If you want to automate damage assessments for insurance claims with a computer vision API, Roboflow is a great option. It's an end-to-end platform for training and deploying computer vision models, with AI-boosted labeling tools, pre-trained models and an auto-annotate API for quick labeling. The platform integrates with TensorFlow, PyTorch, YOLO and other frameworks, so it's a good foundation for whatever development needs you have. Roboflow also has strong security and privacy controls, so it's a good option for enterprises.
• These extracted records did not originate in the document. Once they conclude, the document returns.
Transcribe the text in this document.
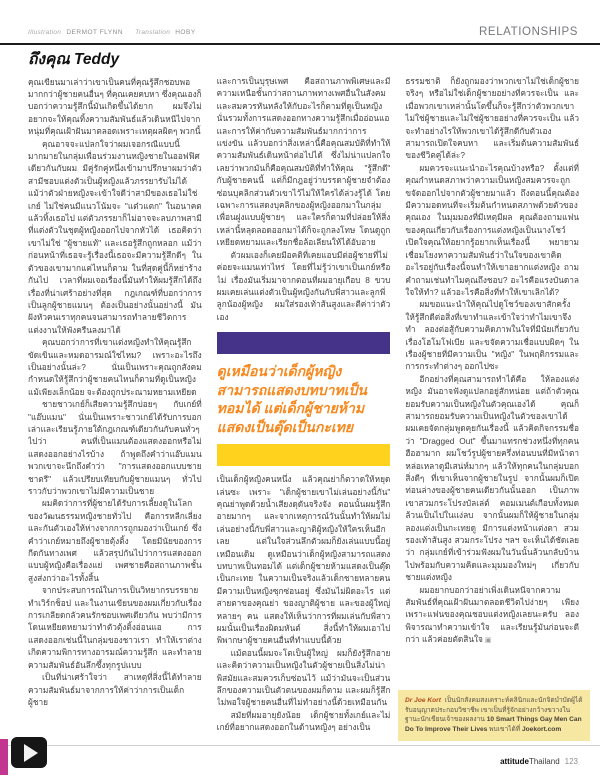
Illustration DERMOT FLYNN Translation HOBY	RELATIONSHIPS
ถึงคุณ Teddy

คุณเขียนมาเล่าว่าเขาเป็นคนที่คุณรู้สึกชอบพอมากกว่าผู้ชายคนอื่นๆ ที่คุณเคยคบหา ซึ่งคุณเองก็บอกว่าความรู้สึกนี้มันเกิดขึ้นได้ยาก ผมจึงไม่อยากจะให้คุณทิ้งความสัมพันธ์แล้วเดินหนีไปจากหนุ่มที่คุณเฝ้าฝันมาตลอดเพราะเหตุผลผิดๆ พวกนี้

คุณอาจจะแปลกใจว่าผมเจอกรณีแบบนี้มากมายในกลุ่มเพื่อนร่วมงานหญิงชายในออฟฟิศเดียวกันกับผม มีคู่รักคู่หนึ่งเข้ามาปรึกษาผมว่าตัวสามีชอบแต่งตัวเป็นผู้หญิงแล้วภรรยารับไม่ได้ แม้ว่าตัวฝ่ายหญิงจะเข้าใจดีว่าสามีของเธอไม่ใช่เกย์ ไม่ใช่คนมีแนวโน้มจะ "แต๋วแตก" ในอนาคต แล้วทิ้งเธอไป แต่ตัวภรรยาก็ไม่อาจจะลบภาพสามีที่แต่งตัวในชุดผู้หญิงออกไปจากหัวได้ เธอคิดว่าเขาไม่ใช่ "ผู้ชายแท้" และเธอรู้สึกถูกหลอก แม้ว่าก่อนหน้าที่เธอจะรู้เรื่องนี้เธอจะมีความรู้สึกดีๆ ในตัวของเขามากแค่ไหนก็ตาม ในที่สุดคู่นี้ก็หย่าร้างกันไป เวลาที่ผมเจอเรื่องนี้มันทำให้ผมรู้สึกได้ถึงเรื่องที่น่าเศร้าอย่างที่สุด กฎเกณฑ์ที่บอกว่าการเป็นลูกผู้ชายแมนๆ ต้องเป็นอย่างนั้นอย่างนี้ มันฝังหัวคนเราทุกคนจนสามารถทำลายชีวิตการแต่งงานให้พังครืนลงมาได้

คุณบอกว่าการที่เขาแต่งหญิงทำให้คุณรู้สึกขัดเขินและหมดอารมณ์ใช่ไหม? เพราะอะไรถึงเป็นอย่างนั้นล่ะ? นั่นเป็นเพราะคุณถูกสังคมกำหนดให้รู้สึกว่าผู้ชายคนไหนก็ตามที่ดูเป็นหญิงแม้เพียงเล็กน้อย จะต้องถูกประณามหยามเหยียด

ชายชาวเกย์ก็เสียความรู้สึกบ่อยๆ กับเกย์ที่ "แอ๊บแมน" นั่นเป็นเพราะชาวเกย์ได้รับการบอกเล่าและเรียนรู้ภายใต้กฎเกณฑ์เดียวกันกับคนทั่วๆ ไปว่า คนที่เป็นแมนต้องแสดงออกหรือไม่แสดงออกอย่างไรบ้าง ถ้าพูดถึงคำว่าแอ๊บแมน พวกเขาจะนึกถึงคำว่า "การแสดงออกแบบชายชาตรี" แล้วเปรียบเทียบกับผู้ชายแมนๆ ทั่วไป ราวกับว่าพวกเขาไม่มีความเป็นชาย

ผมคิดว่าการที่ผู้ชายได้รับการเลี้ยงดูในโลกของวัฒนธรรมหญิงชายทั่วไป คือการหลีกเลี่ยงและกันตัวเองให้ห่างจากการถูกมองว่าเป็นเกย์ ซึ่งคำว่าเกย์หมายถึงผู้ชายตุ้งติ้ง โดยมีนัยของการกีดกันทางเพศ แล้วสรุปกันไปว่าการแสดงออกแบบผู้หญิงคือเรื่องแย่ เพศชายคือสถานภาพชั้นสูงส่งกว่าอะไรทั้งสิ้น

จากประสบการณ์ในการเป็นวิทยากรบรรยายทำเวิร์กช็อป และในงานเขียนของผมเกี่ยวกับเรื่องการเกลียดกลัวคนรักชอบเพศเดียวกัน พบว่ามีการโดนเหยียดหยามว่าทำตัวตุ้งติ้งอ่อนแอ การแสดงออกเช่นนี้ในกลุ่มของชาวเรา ทำให้เราต่างเกิดความพิการทางอารมณ์ความรู้สึก และทำลายความสัมพันธ์อันลึกซึ้งทุกรูปแบบ

เป็นที่น่าเศร้าใจว่า สาเหตุที่สิ่งนี้ได้ทำลายความสัมพันธ์มาจากการให้ค่าว่าการเป็นเด็กผู้ชาย

และการเป็นบุรุษเพศ คือสถานภาพพิเศษและมีความเหนือชั้นกว่าสถานภาพทางเพศอื่นในสังคม และสมควรหันหลังให้กับอะไรก็ตามที่ดูเป็นหญิง นั่นรวมทั้งการแสดงออกทางความรู้สึกเมื่ออ่อนแอ และการให้ค่ากับความสัมพันธ์มากกว่าการแข่งขัน แล้วบอกว่าสิ่งเหล่านี้คือคุณสมบัติที่ทำให้ความสัมพันธ์เดินหน้าต่อไปได้ ซึ่งไม่น่าแปลกใจเลยว่าพวกมันก็คือคุณสมบัติที่ทำให้คุณ "รู้สึกดี" กับผู้ชายคนนี้ แต่ก็มีกฎอยู่ว่าบรรดาผู้ชายจำต้องซ่อนบุคลิกส่วนตัวเขาไว้ไม่ให้ใครได้ล่วงรู้ได้ โดยเฉพาะการแสดงบุคลิกของผู้หญิงออกมาในกลุ่มเพื่อนฝูงแบบผู้ชายๆ และใครก็ตามที่ปล่อยให้สิ่งเหล่านี้หลุดลอดออกมาได้ก็จะถูกลงโทษ โดนดูถูกเหยียดหยามและเรียกชื่อล้อเลียนให้ได้อับอาย

ตัวผมเองก็เคยมีอคติที่เคยแอบมีต่อผู้ชายที่ไม่ค่อยจะแมนเท่าไหร่ โดยที่ไม่รู้ว่าเขาเป็นเกย์หรือไม่ เรื่องมันเริ่มมาจากตอนที่ผมอายุเกือบ 8 ขวบ ผมเคยเล่นแต่งตัวเป็นผู้หญิงกันกับพี่สาวและลูกพี่ลูกน้องผู้หญิง ผมใส่รองเท้าส้นสูงและตีค่าว่าตัวเอง

ดูเหมือนว่าเด็กผู้หญิงสามารถแสดงบทบาทเป็นทอมได้ แต่เด็กผู้ชายห้ามแสดงเป็นตุ๊ดเป็นกะเทย

เป็นเด็กผู้หญิงคนหนึ่ง แล้วคุณย่าก็ตวาดให้หยุดเล่นซะ เพราะ "เด็กผู้ชายเขาไม่เล่นอย่างนี้กัน" คุณย่าพูดด้วยน้ำเสียงดุดันจริงจัง ตอนนั้นผมรู้สึกอายมากๆ และจากเหตุการณ์วันนั้นทำให้ผมไม่เล่นอย่างนี้กับพี่สาวและญาติผู้หญิงให้ใครเห็นอีกเลย แต่ในใจส่วนลึกตัวผมก็ยังเล่นแบบนี้อยู่เหมือนเดิม ดูเหมือนว่าเด็กผู้หญิงสามารถแสดงบทบาทเป็นทอมได้ แต่เด็กผู้ชายห้ามแสดงเป็นตุ๊ดเป็นกะเทย ในความเป็นจริงแล้วเด็กชายหลายคนมีความเป็นหญิงซุกซ่อนอยู่ ซึ่งมันไม่ผิดอะไร แต่สายตาของคุณย่า ของญาติผู้ชาย และของผู้ใหญ่หลายๆ คน แสดงให้เห็นว่าการที่ผมเล่นกับพี่สาวผมนั้นเป็นเรื่องผิดมหันต์ สิ่งนี้ทำให้ผมเอาไปพิพากษาผู้ชายคนอื่นที่ทำแบบนี้ด้วย

แม้ตอนนี้ผมจะโตเป็นผู้ใหญ่ ผมก็ยังรู้สึกอายและคิดว่าความเป็นหญิงในตัวผู้ชายเป็นสิ่งไม่น่าพิสมัยและสมควรเก็บซ่อนไว้ แม้ว่ามันจะเป็นส่วนลึกของความเป็นตัวตนของผมก็ตาม และผมก็รู้สึกไม่พอใจผู้ชายคนอื่นที่ไม่ทำอย่างนี้ด้วยเหมือนกัน

สมัยที่ผมอายุยังน้อย เด็กผู้ชายทั้งเกย์และไม่เกย์ที่อยากแสดงออกในด้านหญิงๆ อย่างเป็น

ธรรมชาติ ก็ยังถูกมองว่าพวกเขาไม่ใช่เด็กผู้ชายจริงๆ หรือไม่ใช่เด็กผู้ชายอย่างที่ควรจะเป็น และเมื่อพวกเขาเหล่านั้นโตขึ้นก็จะรู้สึกว่าตัวพวกเขาไม่ใช่ผู้ชายและไม่ใช่ผู้ชายอย่างที่ควรจะเป็น แล้วจะทำอย่างไรให้พวกเขาได้รู้สึกดีกับตัวเอง สามารถเปิดใจคบหา และเริ่มต้นความสัมพันธ์ของชีวิตคู่ได้ล่ะ?

ผมควรจะแนะนำอะไรคุณบ้างหรือ? ตั้งแต่ที่คุณกำหนดสภาพว่าความเป็นหญิงสมควรจะถูกขจัดออกไปจากตัวผู้ชายมาแล้ว ถึงตอนนี้คุณต้องมีความอดทนที่จะเริ่มต้นกำหนดสภาพด้วยตัวของคุณเอง ในมุมมองที่มีเหตุมีผล คุณต้องถามแฟนของคุณเกี่ยวกับเรื่องการแต่งหญิงเป็นนางโชว์ เปิดใจคุณให้อยากรู้อยากเห็นเรื่องนี้ พยายามเชื่อมโยงหาความสัมพันธ์ว่าในใจของเขาคิดอะไรอยู่กับเรื่องนี้จนทำให้เขาอยากแต่งหญิง ถามคำถามเช่นทำไมคุณถึงชอบ? อะไรคือแรงบันดาลใจให้ทำ? แล้วอะไรคือสิ่งที่ทำให้เขาเลิกได้?

ผมขอแนะนำให้คุณไปดูโชว์ของเขาสักครั้ง ให้รู้สึกดีต่อสิ่งที่เขาทำและเข้าใจว่าทำไมเขาจึงทำ ลองต่อสู้กับความคิดภาพในใจที่มีนัยเกี่ยวกับเรื่องโฮโมโฟเบีย และขจัดความเชื่อแบบผิดๆ ในเรื่องผู้ชายที่มีความเป็น "หญิง" ในพฤติกรรมและการกระทำต่างๆ ออกไปซะ

อีกอย่างที่คุณสามารถทำได้คือ ให้ลองแต่งหญิง มันอาจฟังดูแปลกอยู่สักหน่อย แต่ถ้าตัวคุณยอมรับความเป็นหญิงในตัวคุณเองได้ คุณก็สามารถยอมรับความเป็นหญิงในตัวของเขาได้ ผมเคยจัดกลุ่มพูดคุยกันเรื่องนี้ แล้วคิดกิจกรรมชื่อว่า "Dragged Out" ขึ้นมาแทรกช่วงหนึ่งที่ทุกคนฮือฮามาก ผมโชว์รูปผู้ชายครึ่งท่อนบนที่มีหน้าตาหล่อเหลาดูมีเสน่ห์มากๆ แล้วให้ทุกคนในกลุ่มบอกสิ่งดีๆ ที่เขาเห็นจากผู้ชายในรูป จากนั้นผมก็เปิดท่อนล่างของผู้ชายคนเดียวกันนั้นออก เป็นภาพเขาสวมกระโปรงบัลเล่ต์ คอมเมนต์เกือบทั้งหมดล้วนเป็นไปในแง่ลบ จากนั้นผมก็ให้ผู้ชายในกลุ่มลองแต่งเป็นกะเทยดู มีการแต่งหน้าแต่งตา สวมรองเท้าส้นสูง สวมกระโปรง ฯลฯ จะเห็นได้ชัดเลยว่า กลุ่มเกย์ที่เข้าร่วมฟังผมในวันนั้นล้วนกลับบ้านไปพร้อมกับความคิดและมุมมองใหม่ๆ เกี่ยวกับชายแต่งหญิง

ผมอยากบอกว่าอย่าเพิ่งเดินหนีจากความสัมพันธ์ที่คุณเฝ้าฝันมาตลอดชีวิตไปง่ายๆ เพียงเพราะแฟนของคุณชอบแต่งหญิงเลยนะครับ ลองพิจารณาทำความเข้าใจ และเรียนรู้มันก่อนจะดีกว่า แล้วค่อยตัดสินใจ ▣

Dr Joe Kort เป็นนักสังคมสงเคราะห์คลินิกและนักจิตบำบัดผู้ได้รับอนุญาตประกอบวิชาชีพ เขาเป็นที่รู้จักอย่างกว้างขวางในฐานะนักเขียนเจ้าของผลงาน 10 Smart Things Gay Men Can Do To Improve Their Lives พบเขาได้ที่ Joekort.com
attitudeThailand 123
Another option worth considering is Segment Anything Model (SAM), which is particularly good at zero-shot object segmentation. SAM can perform segmentation tasks with a single click, without any additional training, which makes it very useful for automating damage assessments. The model can run on multiple frameworks, including PyTorch and ONNX, and is small enough to run on a CPU or GPU. That could be useful if you need a fast and flexible option for your insurance claim assessments.
LandingLens is another cloud-based computer vision platform that uses Large Vision Models (LVMs) for domain-specific tasks. The platform lets you build and train LVMs with your own proprietary imagery, which can dramatically improve model performance. With features like automatic mislabeled image detection, collaborative labeling and continuous learning, LandingLens is a good option for your damage assessment needs. It can be deployed in a variety of environments, including cloud and edge.
If you prefer a low-code approach, ezML offers a lightweight API for custom computer vision applications. ezML lets you string together pipelines with pre-trained models with minimal programming, which can be useful for rapidly deploying a damage assessment solution. It can handle high-speed inference and scale to meet demand, so it's a good option if you need to integrate it into your insurance claim processing workflow.